Verifying in your language

Node.js

// Node.js — verify an LMU webhook signature.
import { createHmac, timingSafeEqual } from "node:crypto";

export function verifyLmuSignature(opts: {
  body: string;            // raw request body
  header: string;          // value of X-LMU-Signature
  secret: string;          // your subscription's secret
  toleranceMs?: number;    // default 5 minutes
}): boolean {
  const tolerance = opts.toleranceMs ?? 5 * 60 * 1000;
  const parts = Object.fromEntries(
    opts.header.split(",").map((kv) => kv.trim().split("="))
  );
  const t = Number(parts.t);
  const v1 = parts.v1;
  if (!Number.isFinite(t) || !v1) return false;
  if (Math.abs(Date.now() - t) > tolerance) return false;

  const expected = createHmac("sha256", opts.secret)
    .update(`${parts.t}.${opts.body}`)
    .digest("hex");
  // Constant-time compare.
  if (expected.length !== v1.length) return false;
  return timingSafeEqual(Buffer.from(expected), Buffer.from(v1));
}

Python

# Python 3 — verify an LMU webhook signature.
import hmac, hashlib, time

def verify_lmu_signature(body: str, header: str, secret: str, tolerance_ms: int = 300_000) -> bool:
    parts = dict(p.strip().split("=", 1) for p in header.split(","))
    try:
        t = int(parts["t"])
        v1 = parts["v1"]
    except (KeyError, ValueError):
        return False
    now_ms = int(time.time() * 1000)
    if abs(now_ms - t) > tolerance_ms:
        return False
    expected = hmac.new(
        secret.encode("utf-8"),
        f"{parts['t']}.{body}".encode("utf-8"),
        hashlib.sha256,
    ).hexdigest()
    return hmac.compare_digest(expected, v1)

Go

// Go — verify an LMU webhook signature.
package lmuwebhook

import (
    "crypto/hmac"
    "crypto/sha256"
    "encoding/hex"
    "fmt"
    "strconv"
    "strings"
    "time"
)

func Verify(body, header, secret string, tolerance time.Duration) bool {
    parts := map[string]string{}
    for _, kv := range strings.Split(header, ",") {
        kv = strings.TrimSpace(kv)
        i := strings.IndexByte(kv, '=')
        if i < 0 {
            return false
        }
        parts[kv[:i]] = kv[i+1:]
    }
    tStr, v1 := parts["t"], parts["v1"]
    t, err := strconv.ParseInt(tStr, 10, 64)
    if err != nil || v1 == "" {
        return false
    }
    if abs(time.Now().UnixMilli()-t) > tolerance.Milliseconds() {
        return false
    }
    mac := hmac.New(sha256.New, []byte(secret))
    fmt.Fprintf(mac, "%s.%s", tStr, body)
    expected := hex.EncodeToString(mac.Sum(nil))
    return hmac.Equal([]byte(expected), []byte(v1))
}

func abs(x int64) int64 { if x < 0 { return -x }; return x }

Idempotency

Treat id on the envelope as the idempotency key.

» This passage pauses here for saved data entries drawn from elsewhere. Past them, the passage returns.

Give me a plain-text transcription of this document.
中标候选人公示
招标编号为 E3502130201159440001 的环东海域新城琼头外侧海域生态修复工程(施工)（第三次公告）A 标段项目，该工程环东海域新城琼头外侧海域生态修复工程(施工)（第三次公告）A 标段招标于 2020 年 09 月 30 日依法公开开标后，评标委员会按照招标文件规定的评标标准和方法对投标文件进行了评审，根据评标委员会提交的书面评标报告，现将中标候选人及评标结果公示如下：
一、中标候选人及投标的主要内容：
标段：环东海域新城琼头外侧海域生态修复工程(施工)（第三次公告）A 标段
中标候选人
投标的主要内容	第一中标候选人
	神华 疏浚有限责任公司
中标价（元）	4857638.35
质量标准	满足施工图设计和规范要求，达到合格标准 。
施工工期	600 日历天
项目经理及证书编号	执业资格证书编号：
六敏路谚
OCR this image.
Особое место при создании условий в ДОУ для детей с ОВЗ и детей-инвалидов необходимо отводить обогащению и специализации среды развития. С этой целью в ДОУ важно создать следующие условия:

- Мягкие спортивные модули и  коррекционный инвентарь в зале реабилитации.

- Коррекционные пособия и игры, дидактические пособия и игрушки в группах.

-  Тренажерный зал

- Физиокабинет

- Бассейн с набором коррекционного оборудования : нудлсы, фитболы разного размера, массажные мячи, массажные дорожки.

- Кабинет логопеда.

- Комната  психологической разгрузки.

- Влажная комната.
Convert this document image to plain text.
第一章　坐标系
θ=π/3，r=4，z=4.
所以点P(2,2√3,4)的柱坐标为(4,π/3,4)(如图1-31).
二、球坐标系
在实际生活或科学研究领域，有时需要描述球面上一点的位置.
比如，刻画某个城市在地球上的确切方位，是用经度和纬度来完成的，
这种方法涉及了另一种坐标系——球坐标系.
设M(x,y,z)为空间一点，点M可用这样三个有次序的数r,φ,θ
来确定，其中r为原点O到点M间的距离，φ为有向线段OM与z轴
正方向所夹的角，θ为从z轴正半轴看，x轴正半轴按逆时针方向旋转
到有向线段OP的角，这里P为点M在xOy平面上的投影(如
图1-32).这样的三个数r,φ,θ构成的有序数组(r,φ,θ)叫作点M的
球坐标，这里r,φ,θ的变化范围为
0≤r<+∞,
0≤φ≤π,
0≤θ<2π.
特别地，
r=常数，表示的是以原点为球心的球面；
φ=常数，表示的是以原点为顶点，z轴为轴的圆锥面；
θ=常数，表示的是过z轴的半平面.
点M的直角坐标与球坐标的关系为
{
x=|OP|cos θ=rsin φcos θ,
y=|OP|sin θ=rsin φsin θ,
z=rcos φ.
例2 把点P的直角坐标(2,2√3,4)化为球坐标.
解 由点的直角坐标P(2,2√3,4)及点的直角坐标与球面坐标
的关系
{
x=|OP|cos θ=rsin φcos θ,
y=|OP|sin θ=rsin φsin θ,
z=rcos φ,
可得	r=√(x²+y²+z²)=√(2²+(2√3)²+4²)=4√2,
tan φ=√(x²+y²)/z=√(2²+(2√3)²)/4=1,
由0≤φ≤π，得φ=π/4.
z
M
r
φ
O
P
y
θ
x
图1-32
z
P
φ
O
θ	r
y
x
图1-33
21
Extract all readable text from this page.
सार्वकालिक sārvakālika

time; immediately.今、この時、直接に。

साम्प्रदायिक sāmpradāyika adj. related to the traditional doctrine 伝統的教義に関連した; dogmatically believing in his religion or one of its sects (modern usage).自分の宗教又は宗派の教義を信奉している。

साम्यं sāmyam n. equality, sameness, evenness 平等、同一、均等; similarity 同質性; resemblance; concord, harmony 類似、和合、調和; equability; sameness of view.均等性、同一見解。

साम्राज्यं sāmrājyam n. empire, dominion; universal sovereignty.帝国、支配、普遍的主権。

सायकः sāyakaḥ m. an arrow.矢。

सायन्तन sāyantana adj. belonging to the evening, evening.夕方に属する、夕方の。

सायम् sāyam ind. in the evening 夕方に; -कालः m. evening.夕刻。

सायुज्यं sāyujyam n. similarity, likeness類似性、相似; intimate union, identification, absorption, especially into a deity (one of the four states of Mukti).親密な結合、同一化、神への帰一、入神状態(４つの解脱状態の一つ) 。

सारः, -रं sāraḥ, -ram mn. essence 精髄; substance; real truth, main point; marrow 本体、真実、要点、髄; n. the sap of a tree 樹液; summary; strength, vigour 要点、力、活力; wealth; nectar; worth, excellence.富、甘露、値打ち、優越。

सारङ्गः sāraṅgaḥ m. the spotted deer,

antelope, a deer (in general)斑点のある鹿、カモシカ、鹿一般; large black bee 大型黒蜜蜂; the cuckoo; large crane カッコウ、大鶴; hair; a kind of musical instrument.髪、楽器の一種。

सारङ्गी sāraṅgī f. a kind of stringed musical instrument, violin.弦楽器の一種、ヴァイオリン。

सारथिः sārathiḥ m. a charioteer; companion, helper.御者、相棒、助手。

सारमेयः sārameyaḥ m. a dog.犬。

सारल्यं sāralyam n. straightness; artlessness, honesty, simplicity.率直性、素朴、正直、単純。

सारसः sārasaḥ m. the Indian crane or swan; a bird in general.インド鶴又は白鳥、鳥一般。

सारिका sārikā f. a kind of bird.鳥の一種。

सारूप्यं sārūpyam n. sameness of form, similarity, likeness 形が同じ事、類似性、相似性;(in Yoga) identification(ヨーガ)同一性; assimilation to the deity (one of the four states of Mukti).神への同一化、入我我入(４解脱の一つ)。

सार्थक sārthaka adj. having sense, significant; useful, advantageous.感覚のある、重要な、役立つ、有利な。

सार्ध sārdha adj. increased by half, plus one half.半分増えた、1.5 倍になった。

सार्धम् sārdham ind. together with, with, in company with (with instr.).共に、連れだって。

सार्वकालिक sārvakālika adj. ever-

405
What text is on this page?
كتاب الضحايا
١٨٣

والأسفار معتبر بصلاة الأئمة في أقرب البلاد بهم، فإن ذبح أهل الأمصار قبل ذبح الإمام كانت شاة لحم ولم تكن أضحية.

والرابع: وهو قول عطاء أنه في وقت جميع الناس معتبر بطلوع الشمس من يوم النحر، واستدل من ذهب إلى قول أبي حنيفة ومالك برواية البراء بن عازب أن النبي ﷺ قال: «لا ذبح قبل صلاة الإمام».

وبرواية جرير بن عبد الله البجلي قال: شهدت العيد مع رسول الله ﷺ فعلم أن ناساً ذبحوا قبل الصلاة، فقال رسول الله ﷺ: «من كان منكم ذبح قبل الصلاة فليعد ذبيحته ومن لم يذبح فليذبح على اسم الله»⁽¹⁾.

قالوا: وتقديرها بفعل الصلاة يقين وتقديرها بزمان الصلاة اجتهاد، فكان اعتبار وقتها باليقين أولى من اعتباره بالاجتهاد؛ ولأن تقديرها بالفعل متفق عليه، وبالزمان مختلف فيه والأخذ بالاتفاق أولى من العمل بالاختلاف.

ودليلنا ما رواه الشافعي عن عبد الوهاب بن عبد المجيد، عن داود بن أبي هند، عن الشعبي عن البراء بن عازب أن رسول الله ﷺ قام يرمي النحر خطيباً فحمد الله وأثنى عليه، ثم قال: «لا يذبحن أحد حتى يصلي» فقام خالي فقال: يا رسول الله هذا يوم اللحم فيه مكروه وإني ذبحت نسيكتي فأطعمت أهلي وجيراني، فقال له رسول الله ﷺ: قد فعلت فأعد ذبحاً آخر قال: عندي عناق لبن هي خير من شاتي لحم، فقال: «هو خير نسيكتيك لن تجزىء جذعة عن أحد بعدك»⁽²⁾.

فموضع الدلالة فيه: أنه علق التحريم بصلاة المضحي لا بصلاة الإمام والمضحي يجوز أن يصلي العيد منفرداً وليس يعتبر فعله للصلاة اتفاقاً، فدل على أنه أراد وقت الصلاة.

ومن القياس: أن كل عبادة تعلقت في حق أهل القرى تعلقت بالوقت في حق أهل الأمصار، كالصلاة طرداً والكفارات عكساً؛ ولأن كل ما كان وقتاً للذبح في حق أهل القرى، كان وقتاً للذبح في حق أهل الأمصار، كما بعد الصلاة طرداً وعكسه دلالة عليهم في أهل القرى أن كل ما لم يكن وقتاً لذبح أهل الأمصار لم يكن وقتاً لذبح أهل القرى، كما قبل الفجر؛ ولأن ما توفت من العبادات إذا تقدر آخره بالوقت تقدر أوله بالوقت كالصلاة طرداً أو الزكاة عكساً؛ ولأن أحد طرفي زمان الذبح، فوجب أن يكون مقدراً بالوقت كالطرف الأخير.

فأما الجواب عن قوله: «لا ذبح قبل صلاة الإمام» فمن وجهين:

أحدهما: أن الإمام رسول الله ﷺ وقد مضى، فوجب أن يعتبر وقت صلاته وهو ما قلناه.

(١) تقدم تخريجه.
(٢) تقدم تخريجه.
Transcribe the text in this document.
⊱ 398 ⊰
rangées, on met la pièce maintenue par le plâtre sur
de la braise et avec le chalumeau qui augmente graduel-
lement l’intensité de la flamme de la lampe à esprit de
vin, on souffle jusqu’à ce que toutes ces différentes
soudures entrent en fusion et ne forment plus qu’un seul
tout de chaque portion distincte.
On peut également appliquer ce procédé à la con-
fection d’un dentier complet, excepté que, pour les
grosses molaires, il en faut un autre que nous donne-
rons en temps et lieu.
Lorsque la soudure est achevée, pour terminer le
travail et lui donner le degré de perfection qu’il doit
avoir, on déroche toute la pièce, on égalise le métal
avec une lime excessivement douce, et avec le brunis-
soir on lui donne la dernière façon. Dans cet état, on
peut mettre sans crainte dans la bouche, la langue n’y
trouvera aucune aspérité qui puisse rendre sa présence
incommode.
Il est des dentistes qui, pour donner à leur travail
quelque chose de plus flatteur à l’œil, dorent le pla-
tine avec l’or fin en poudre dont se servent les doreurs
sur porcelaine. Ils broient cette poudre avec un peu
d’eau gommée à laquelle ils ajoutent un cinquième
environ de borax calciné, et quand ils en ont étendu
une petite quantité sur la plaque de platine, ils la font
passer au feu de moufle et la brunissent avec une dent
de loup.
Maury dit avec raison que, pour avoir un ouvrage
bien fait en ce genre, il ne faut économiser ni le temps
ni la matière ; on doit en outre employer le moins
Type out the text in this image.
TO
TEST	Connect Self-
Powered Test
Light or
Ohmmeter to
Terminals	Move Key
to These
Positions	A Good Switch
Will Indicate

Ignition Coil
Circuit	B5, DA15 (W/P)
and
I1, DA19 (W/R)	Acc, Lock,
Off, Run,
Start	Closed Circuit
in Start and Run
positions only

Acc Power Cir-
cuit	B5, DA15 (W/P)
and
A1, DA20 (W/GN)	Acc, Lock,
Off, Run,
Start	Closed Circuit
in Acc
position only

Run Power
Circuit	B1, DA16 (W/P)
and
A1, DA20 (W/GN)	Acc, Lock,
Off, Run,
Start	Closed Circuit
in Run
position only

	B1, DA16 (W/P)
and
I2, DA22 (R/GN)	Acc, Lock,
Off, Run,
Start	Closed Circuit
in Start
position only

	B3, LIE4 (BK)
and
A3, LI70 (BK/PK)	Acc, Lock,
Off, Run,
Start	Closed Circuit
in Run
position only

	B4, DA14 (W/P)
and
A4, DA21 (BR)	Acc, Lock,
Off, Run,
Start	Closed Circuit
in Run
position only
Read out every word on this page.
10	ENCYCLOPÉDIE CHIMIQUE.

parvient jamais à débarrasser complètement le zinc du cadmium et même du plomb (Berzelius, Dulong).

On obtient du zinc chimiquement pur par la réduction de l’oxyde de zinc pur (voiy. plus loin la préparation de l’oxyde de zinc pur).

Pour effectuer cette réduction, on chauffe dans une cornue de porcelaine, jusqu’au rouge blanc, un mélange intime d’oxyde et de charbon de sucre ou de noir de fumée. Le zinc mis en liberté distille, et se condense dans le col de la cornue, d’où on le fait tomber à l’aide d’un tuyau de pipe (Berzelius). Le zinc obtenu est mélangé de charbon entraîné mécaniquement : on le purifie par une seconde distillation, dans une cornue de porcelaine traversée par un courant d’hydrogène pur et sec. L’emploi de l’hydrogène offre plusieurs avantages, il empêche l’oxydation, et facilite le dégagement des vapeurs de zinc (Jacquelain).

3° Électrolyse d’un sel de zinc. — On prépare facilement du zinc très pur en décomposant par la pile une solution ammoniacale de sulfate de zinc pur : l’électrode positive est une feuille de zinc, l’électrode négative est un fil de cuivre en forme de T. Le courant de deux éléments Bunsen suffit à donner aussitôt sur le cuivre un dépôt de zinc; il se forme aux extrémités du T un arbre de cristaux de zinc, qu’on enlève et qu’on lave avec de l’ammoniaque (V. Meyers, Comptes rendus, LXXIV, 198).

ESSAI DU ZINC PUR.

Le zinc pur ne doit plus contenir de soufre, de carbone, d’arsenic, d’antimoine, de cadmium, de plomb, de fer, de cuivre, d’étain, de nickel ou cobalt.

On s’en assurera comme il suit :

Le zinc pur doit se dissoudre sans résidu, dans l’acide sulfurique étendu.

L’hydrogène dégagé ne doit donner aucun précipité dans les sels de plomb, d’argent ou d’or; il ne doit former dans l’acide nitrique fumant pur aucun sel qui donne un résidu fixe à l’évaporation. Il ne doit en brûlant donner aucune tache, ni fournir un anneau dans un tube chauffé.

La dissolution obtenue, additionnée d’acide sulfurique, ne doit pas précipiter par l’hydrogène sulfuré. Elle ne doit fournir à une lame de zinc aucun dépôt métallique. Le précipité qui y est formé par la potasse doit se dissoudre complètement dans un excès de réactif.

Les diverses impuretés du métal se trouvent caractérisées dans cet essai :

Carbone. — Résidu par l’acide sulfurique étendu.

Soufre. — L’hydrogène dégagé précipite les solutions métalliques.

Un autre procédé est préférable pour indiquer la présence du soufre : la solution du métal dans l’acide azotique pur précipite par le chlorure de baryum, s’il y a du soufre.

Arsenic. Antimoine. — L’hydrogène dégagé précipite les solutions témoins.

Store processed ids for at least 24 hours and short-circuit duplicates with a 200. We retry on any non-2xx response and on connection errors, so a slow consumer that times out partway through processing should expect to see the same event twice.

Retry schedule

We retry failures on a fixed back-off (relative to the initial attempt):

Attempt	Delay after first attempt
1	immediate
2	1 minute
3	5 minutes
4	15 minutes
5	1 hour

After attempt 5, the delivery is moved to the dead-letter queue and the subscription is paused if more than 50 % of the last 100 deliveries failed. You can replay any delivery from the management UI.

Event types

Type	Description
lap.uploaded	A new lap landed via Companion or manual import.
lap.pb_set	A driver beat their personal best for the layout + class.
lap.invalidated	An admin marked a previously valid lap as invalid.
race.created	A race was scheduled.
race.signups_changed	A driver signed up or withdrew from a race.
race.results_posted	Race results were published.